Medigap is known as Medicare supplement plans insurance. This is sold by private companies as A Medigap policy and it helps in paying the gaps, the health care costs not covered by the Original Medicare, such as Coinsurance and Medicare deductibles. There are some additional benefits with Medicare Supplement plans such as care on traveling outside the U.S. There is a six-month Medigap one-time open enrolment period starting from the first month you attain the age 65 and are also enrolled in Part B. This period assures the right to purchase Medigap policy, despite the status of your health, but ensure to buy that is sold in your state.


Having original Medicare and buying Medigap policy means that Medicare pays for Medicare-approved amount first to cover the costs of health care.  Later, the Medigap policy bears the covered benefits share. Each Medigap policy is expected to follow the state laws that protect you and should be identified clearly as Medicare Supplemental insurance. The Medigap is available by letters.

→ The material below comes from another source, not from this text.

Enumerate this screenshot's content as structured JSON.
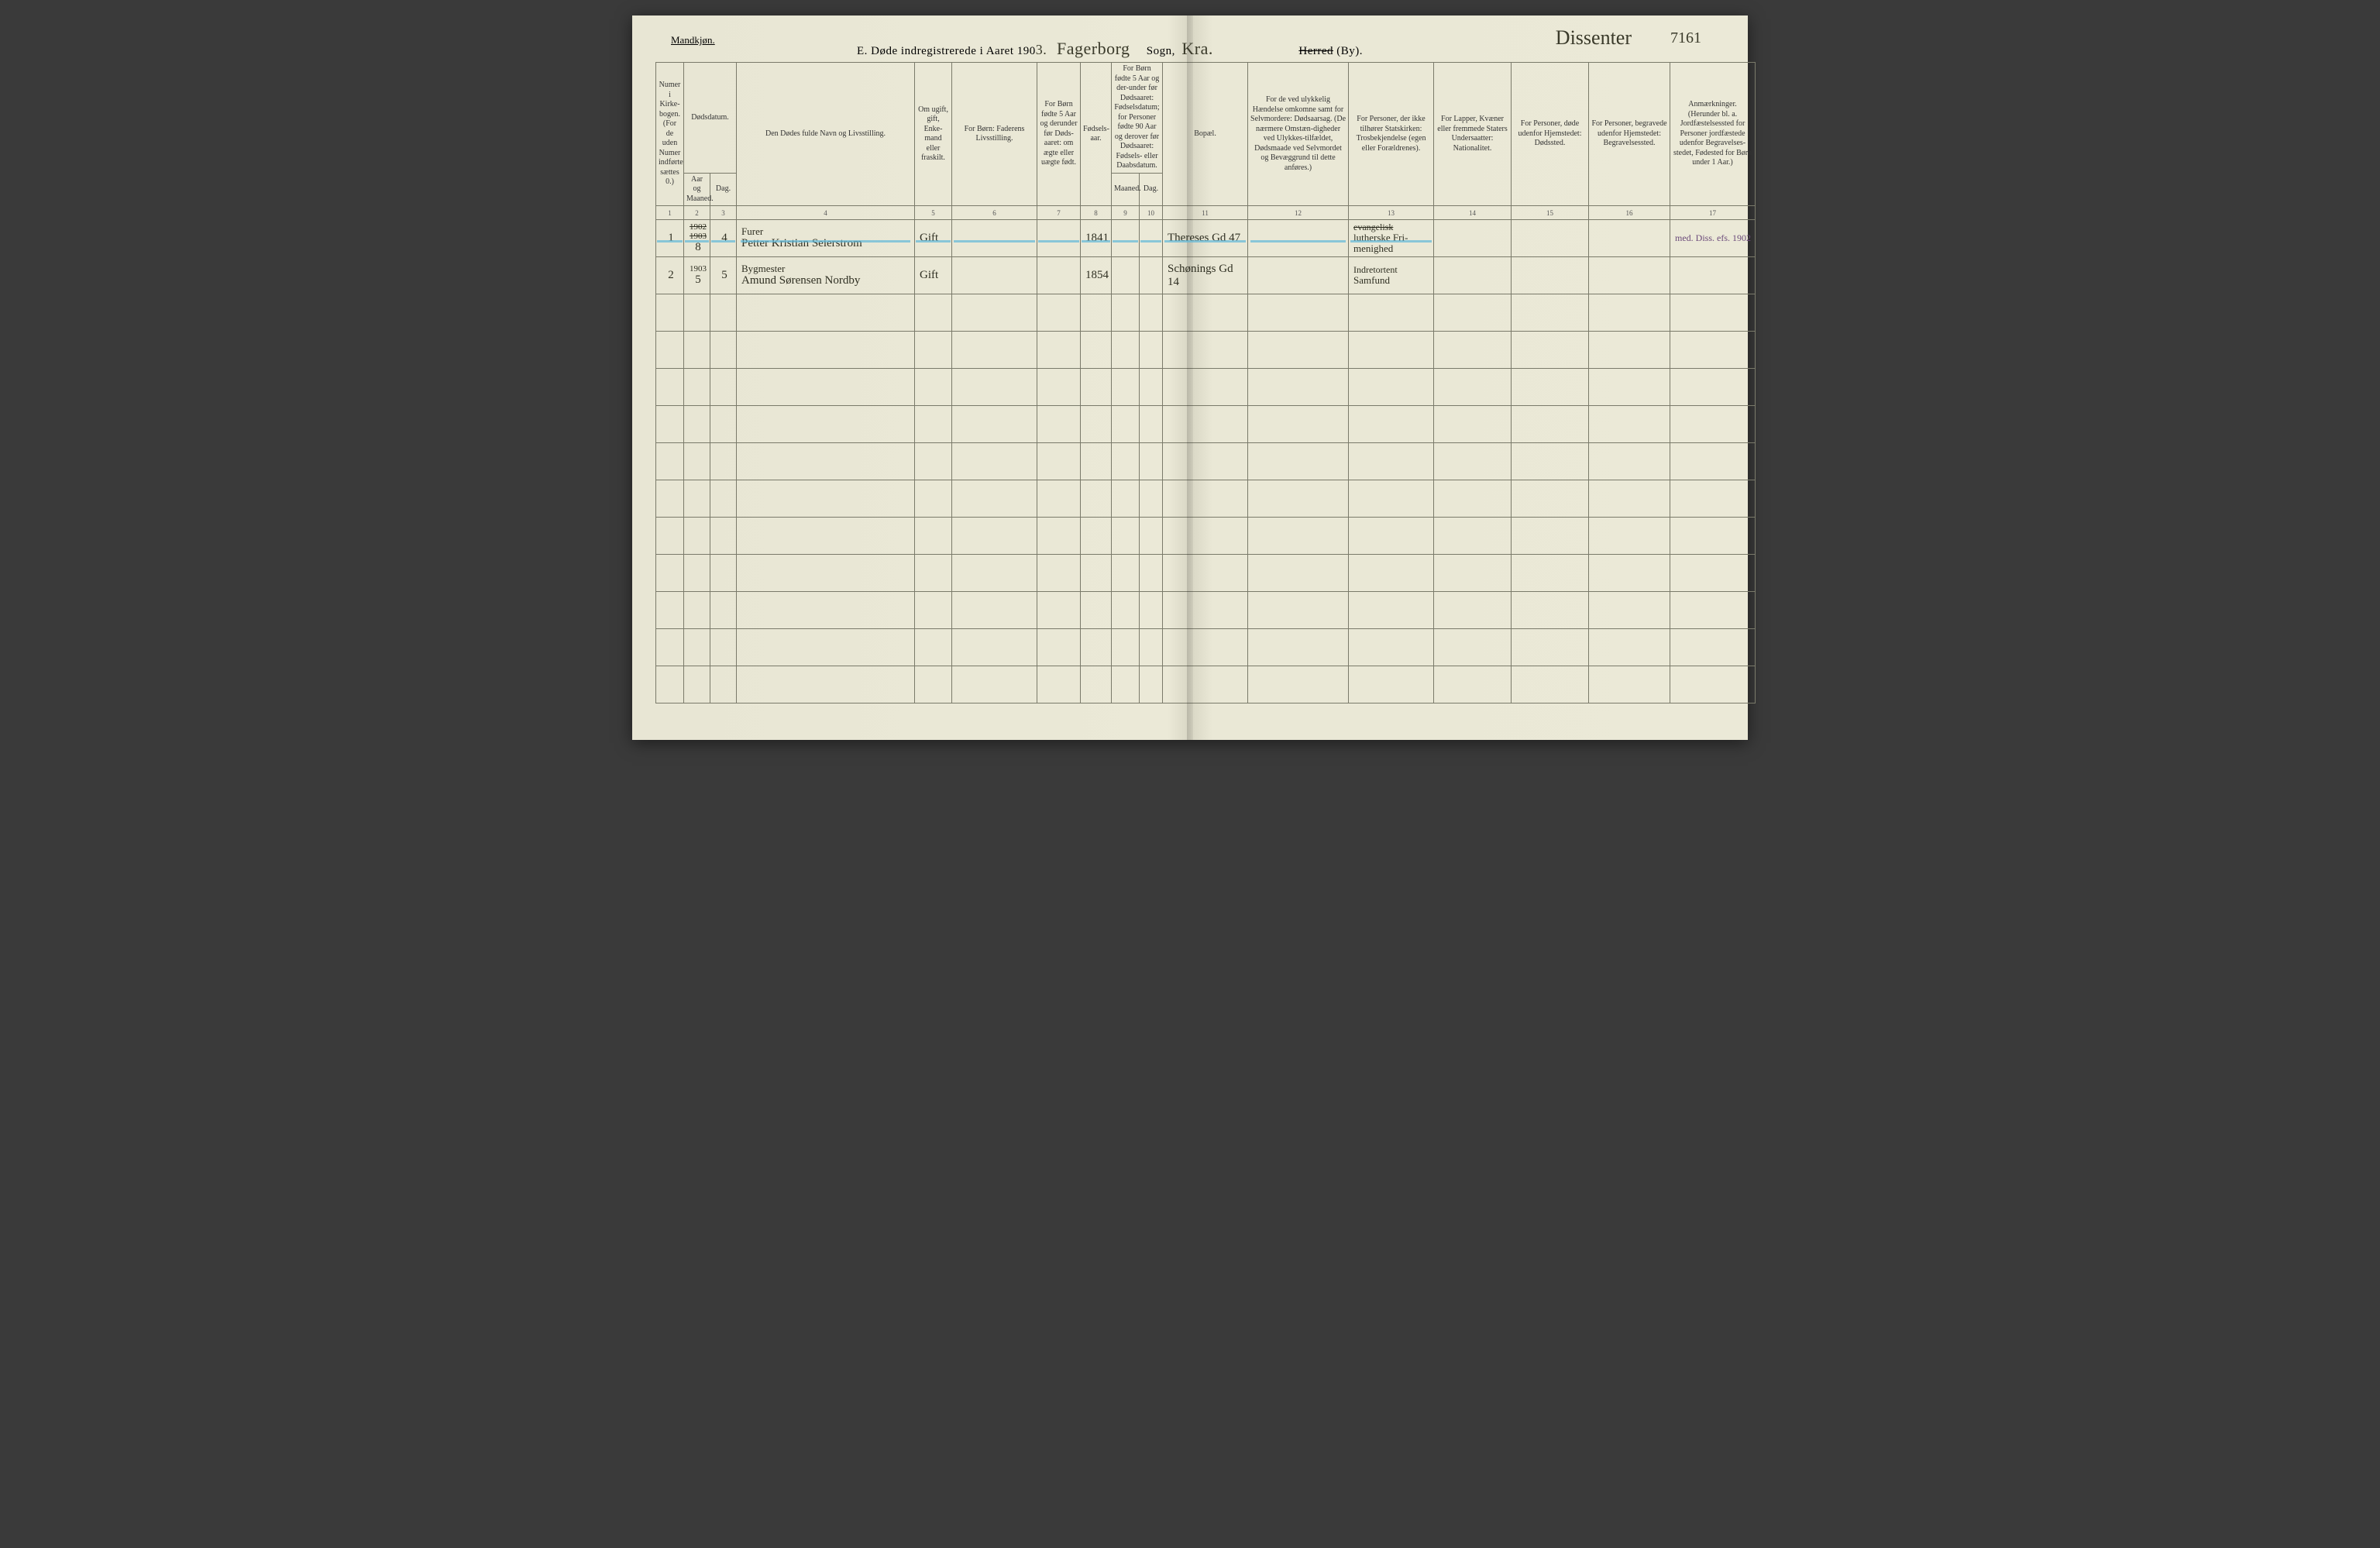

All Medicare Supplement plans provide the same benefits, though some have additional benefits.  However, the plans identified by a letter cover the same benefits, despite of the company selling it.

Compare different plans

A Clear view of Medicare Supplement Plans to choose as per the requirement

Choosing the right type of Medicare supplement plans option is required so that you are assured to receive the right coverage. Having Medicare plan options means you can feel free that your coverage will be received. Yet before enrolling it is good to compare the plans and its options or if comfortable speak to some agent who is licensed to get accurate details. This will certainly help in choosing a plan.

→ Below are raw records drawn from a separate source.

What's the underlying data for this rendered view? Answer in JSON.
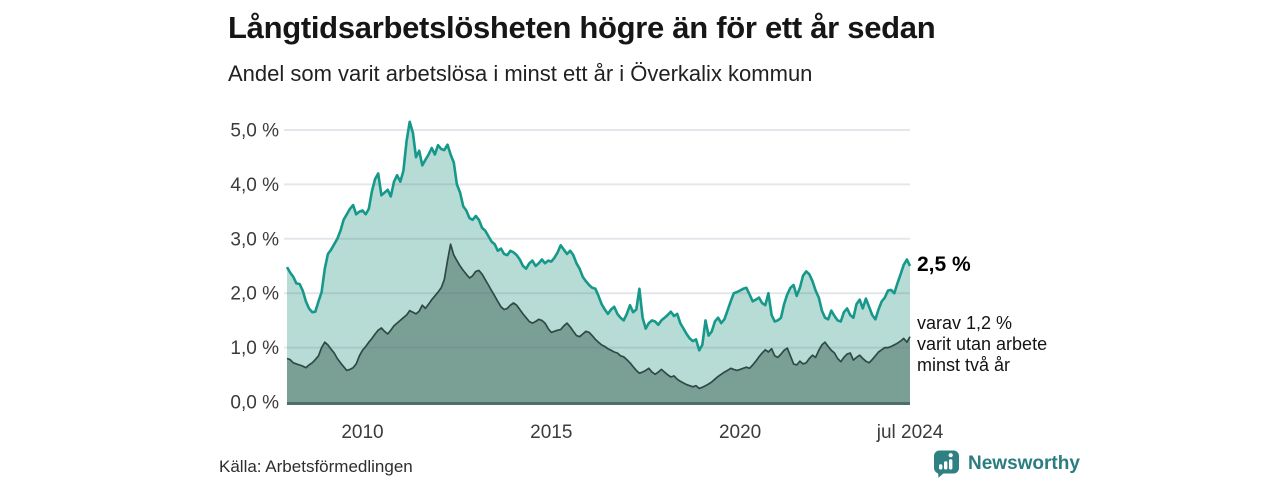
{
  "header": {
    "title": "Långtidsarbetslösheten högre än för ett år sedan",
    "subtitle": "Andel som varit arbetslösa i minst ett år i Överkalix kommun"
  },
  "annotations": {
    "latest_total": "2,5 %",
    "subset_line1": "varav 1,2 %",
    "subset_line2": "varit utan arbete",
    "subset_line3": "minst två år"
  },
  "footer": {
    "source": "Källa: Arbetsförmedlingen",
    "logo_text": "Newsworthy"
  },
  "colors": {
    "total_line": "#16988a",
    "total_fill": "#b7dcd5",
    "subset_line": "#2e4a45",
    "subset_fill": "#7aa096",
    "gridline": "rgba(88,98,128,0.16)",
    "axis_line": "#4e6f69",
    "tick_text": "#3b3b3b",
    "logo_teal": "#2e8083"
  },
  "chart_data": {
    "type": "area",
    "title": "Långtidsarbetslösheten högre än för ett år sedan",
    "subtitle": "Andel som varit arbetslösa i minst ett år i Överkalix kommun",
    "grid": true,
    "x_range": [
      2008.0,
      2024.5
    ],
    "y_range": [
      0,
      5
    ],
    "x_axis": {
      "ticks": [
        {
          "label": "2010",
          "year": 2010
        },
        {
          "label": "2015",
          "year": 2015
        },
        {
          "label": "2020",
          "year": 2020
        },
        {
          "label": "jul 2024",
          "year": 2024.5
        }
      ]
    },
    "y_axis": {
      "ticks": [
        {
          "label": "0,0 %",
          "value": 0
        },
        {
          "label": "1,0 %",
          "value": 1
        },
        {
          "label": "2,0 %",
          "value": 2
        },
        {
          "label": "3,0 %",
          "value": 3
        },
        {
          "label": "4,0 %",
          "value": 4
        },
        {
          "label": "5,0 %",
          "value": 5
        }
      ]
    },
    "series": [
      {
        "name": "Arbetslösa minst ett år",
        "end_label": "2,5 %",
        "end_value": 2.5,
        "start_year": 2008.0,
        "months_step": 1,
        "values": [
          2.48,
          2.38,
          2.3,
          2.18,
          2.17,
          2.05,
          1.85,
          1.72,
          1.65,
          1.66,
          1.85,
          2.02,
          2.45,
          2.72,
          2.8,
          2.9,
          3.0,
          3.15,
          3.35,
          3.45,
          3.55,
          3.62,
          3.45,
          3.5,
          3.52,
          3.45,
          3.55,
          3.88,
          4.1,
          4.2,
          3.8,
          3.85,
          3.9,
          3.78,
          4.05,
          4.17,
          4.05,
          4.25,
          4.8,
          5.15,
          4.95,
          4.5,
          4.62,
          4.35,
          4.45,
          4.55,
          4.67,
          4.55,
          4.72,
          4.65,
          4.63,
          4.73,
          4.55,
          4.4,
          4.0,
          3.85,
          3.6,
          3.52,
          3.38,
          3.35,
          3.42,
          3.35,
          3.2,
          3.15,
          3.05,
          2.95,
          2.9,
          2.78,
          2.82,
          2.72,
          2.7,
          2.78,
          2.75,
          2.7,
          2.62,
          2.5,
          2.45,
          2.55,
          2.6,
          2.5,
          2.55,
          2.62,
          2.55,
          2.6,
          2.58,
          2.65,
          2.75,
          2.88,
          2.8,
          2.72,
          2.78,
          2.7,
          2.55,
          2.45,
          2.3,
          2.22,
          2.15,
          2.1,
          2.08,
          1.95,
          1.8,
          1.7,
          1.62,
          1.7,
          1.75,
          1.62,
          1.55,
          1.5,
          1.62,
          1.78,
          1.65,
          1.7,
          2.08,
          1.55,
          1.35,
          1.45,
          1.5,
          1.48,
          1.42,
          1.5,
          1.55,
          1.6,
          1.66,
          1.58,
          1.62,
          1.45,
          1.35,
          1.25,
          1.17,
          1.12,
          1.15,
          0.95,
          1.05,
          1.5,
          1.22,
          1.3,
          1.48,
          1.55,
          1.45,
          1.52,
          1.68,
          1.85,
          2.0,
          2.02,
          2.05,
          2.08,
          2.1,
          1.98,
          1.85,
          1.88,
          1.92,
          1.82,
          1.78,
          2.0,
          1.6,
          1.48,
          1.5,
          1.55,
          1.8,
          1.98,
          2.1,
          2.15,
          1.95,
          2.1,
          2.32,
          2.4,
          2.35,
          2.22,
          2.05,
          1.92,
          1.68,
          1.55,
          1.52,
          1.68,
          1.58,
          1.5,
          1.48,
          1.65,
          1.72,
          1.6,
          1.55,
          1.8,
          1.88,
          1.72,
          1.9,
          1.75,
          1.6,
          1.52,
          1.7,
          1.85,
          1.92,
          2.05,
          2.06,
          2.0,
          2.18,
          2.35,
          2.52,
          2.62,
          2.5
        ]
      },
      {
        "name": "Varav utan arbete minst två år",
        "end_label": "varav 1,2 % varit utan arbete minst två år",
        "end_value": 1.2,
        "start_year": 2008.0,
        "months_step": 1,
        "values": [
          0.8,
          0.78,
          0.72,
          0.7,
          0.68,
          0.66,
          0.63,
          0.68,
          0.72,
          0.78,
          0.85,
          1.0,
          1.1,
          1.05,
          0.97,
          0.9,
          0.8,
          0.72,
          0.65,
          0.58,
          0.6,
          0.63,
          0.7,
          0.85,
          0.95,
          1.02,
          1.1,
          1.17,
          1.25,
          1.32,
          1.36,
          1.3,
          1.25,
          1.32,
          1.4,
          1.45,
          1.5,
          1.55,
          1.6,
          1.68,
          1.65,
          1.62,
          1.67,
          1.78,
          1.72,
          1.8,
          1.88,
          1.95,
          2.02,
          2.1,
          2.25,
          2.6,
          2.9,
          2.7,
          2.6,
          2.5,
          2.42,
          2.35,
          2.28,
          2.32,
          2.4,
          2.42,
          2.35,
          2.25,
          2.15,
          2.05,
          1.95,
          1.85,
          1.75,
          1.7,
          1.72,
          1.78,
          1.82,
          1.78,
          1.7,
          1.62,
          1.55,
          1.48,
          1.45,
          1.48,
          1.52,
          1.5,
          1.45,
          1.35,
          1.28,
          1.3,
          1.32,
          1.33,
          1.4,
          1.45,
          1.38,
          1.3,
          1.22,
          1.2,
          1.25,
          1.3,
          1.28,
          1.22,
          1.15,
          1.1,
          1.05,
          1.02,
          0.98,
          0.95,
          0.92,
          0.9,
          0.85,
          0.83,
          0.78,
          0.72,
          0.65,
          0.58,
          0.53,
          0.55,
          0.58,
          0.62,
          0.55,
          0.51,
          0.55,
          0.6,
          0.55,
          0.5,
          0.46,
          0.48,
          0.42,
          0.38,
          0.35,
          0.32,
          0.3,
          0.28,
          0.3,
          0.25,
          0.27,
          0.3,
          0.33,
          0.37,
          0.42,
          0.47,
          0.51,
          0.55,
          0.58,
          0.62,
          0.6,
          0.58,
          0.6,
          0.62,
          0.64,
          0.62,
          0.68,
          0.75,
          0.83,
          0.9,
          0.96,
          0.92,
          0.98,
          0.85,
          0.82,
          0.88,
          0.95,
          0.99,
          0.85,
          0.7,
          0.68,
          0.75,
          0.7,
          0.72,
          0.8,
          0.86,
          0.82,
          0.95,
          1.05,
          1.1,
          1.02,
          0.95,
          0.9,
          0.8,
          0.74,
          0.82,
          0.88,
          0.9,
          0.77,
          0.82,
          0.86,
          0.8,
          0.75,
          0.72,
          0.78,
          0.85,
          0.92,
          0.96,
          1.0,
          1.0,
          1.02,
          1.05,
          1.08,
          1.12,
          1.17,
          1.1,
          1.2
        ]
      }
    ]
  }
}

Find the Best supplement plans

Do you want to about Part B costs?

Medicare supplement plans are available in wide choices and so if your Part B deductible is an issue to be met, consider Plan F or C of the Medicare Supplement plans. It helps in paying the deductible of Part B, while the Plan F covers for your excess charge in Part B.  All the Medicare Supplement plans provide coverage for coinsurance and copayments Part B, while Plan K covers 50% and L &5%. Plan N covers mostly offers 100% cover, but there is an exception on copay for office visit for $20 or copay for emergency room $50 in some situations, in particular.


Are you looking for out-of-pocket plan limits so that you are protected even after spending?

The only choice is to go for Medicare Supplement Plans K or L.  This is because Plan K offers 100% cover after spending in 2017 $5,120. However, this year in 2018, the Plan L kicks with 100% coverage after spending $2,560 in 2017. However, bear in mind these two plans offer the least coverage amount before you reach the limit of out-of-pocket.


Do you need maximum coverage?

If you are looking for maximum coverage, Medicare Supplement Plans offer good options and one such is the Plan F. people using 66% Medicare may go for this plan as it provides comprehensive coverage for the plans. People get coverage to 100% with Plan F for all the benefits of Medicare Supplement except for the foreign emergency care. The Plan F is same as other Medigap plans such that it qualifies 80% of foreign expenses during emergency care.  There is the option of high-deductible known as Plan F+. The Plan F features payments of low premium, but gives no coverage until the deductible is met yearly.


Do you wish saving on premiums and also on the costs going out-of-pocket?

If yes, consider Plan G as this is the best Medicare Supplement Plans offering coverage, has monthly moderate premium, but for the deductible Part B costs.